The new Mag 7 also retained the simplistic plot: A bounty hunter, Chisolm (Denzel Washington), is convinced by a wide-eyed widow, Emma Cullen (Haley Bennett), to help defend her town against a guy you know is evil because he’s named Bartholomew (Peter Sarsgaard). Seriously, has anyone ever said “Thank God, we’re saved! Bartholomew is here!” Anyway, Chisolm awkwardly and really bizarrely rounds up six other salty fellas to help him kill just a tremendous amount of people and save the town of Podunk McNowhere.

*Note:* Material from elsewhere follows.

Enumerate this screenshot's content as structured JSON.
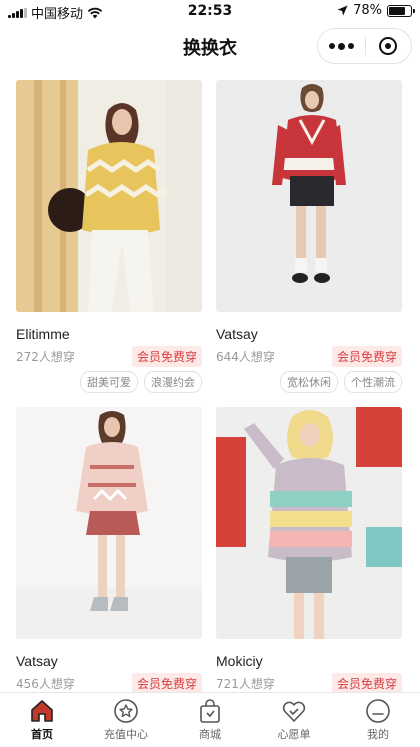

Mag 7 is one of those movies where every character can be described with very few words. We have Josh Faraday (Chris Pratt), the charming rogue; Goodnight Robicheaux (Ethan Hawke), the befallen war hero; Jack Horne (Vicent D’Onofrio), the mountain man and three men reduced to their ethnicity: Billy Rocks (Byung-hun Lee), the nebulous Asian; Vasquez (Manuel Garcia-Rulfo), dubbed “the Mexican” and Red Harvest (Martin Sensmeier), the “good” Native American (in contrast to the Western’s obligatory “bad” Native American).

It’s distressing that it has taken this long to address what is one of the all-time insane acting choices. D’Onofrio’s grizzled frontiersman is given a voice that sounds like an out-of-breath Southern belle or deviantly sexual prank phone caller. If there’s a just God, we will never find out if this was intentionally hilarious or a sincere choice by D’Onofrio, who increasingly resembles a sentient bearskin rug. As for the others, Washington is Washington, Pratt is Pratt, Hawke has too many sweaty close ups, and the remainder do what they can with characters whose bios would fit on a Post-It note with room left over for doodling.

Really, the true villain of the piece is its overly methodical pace. The best Westerns do coyly stall, building anticipation for the climax as fingers wiggle millimeters above holstered Colt .45s. Mag 7 wiggles its fingers for way, way too long. The final showdown is pretty great and substantial in length, but by the time it arrives, we’re more than ready for everyone to have holes in them. By jettisoning the nihilism that permeated its predecessors, Mag 7 basically reduced itself to a rote modern Western. That’s fine for the most part, so long as no one pairs this by-the-books crowd pleaser with either of its ancestors.

One-and-a-half stars

This review previously appeared in The Reader of Omaha, Nebraska.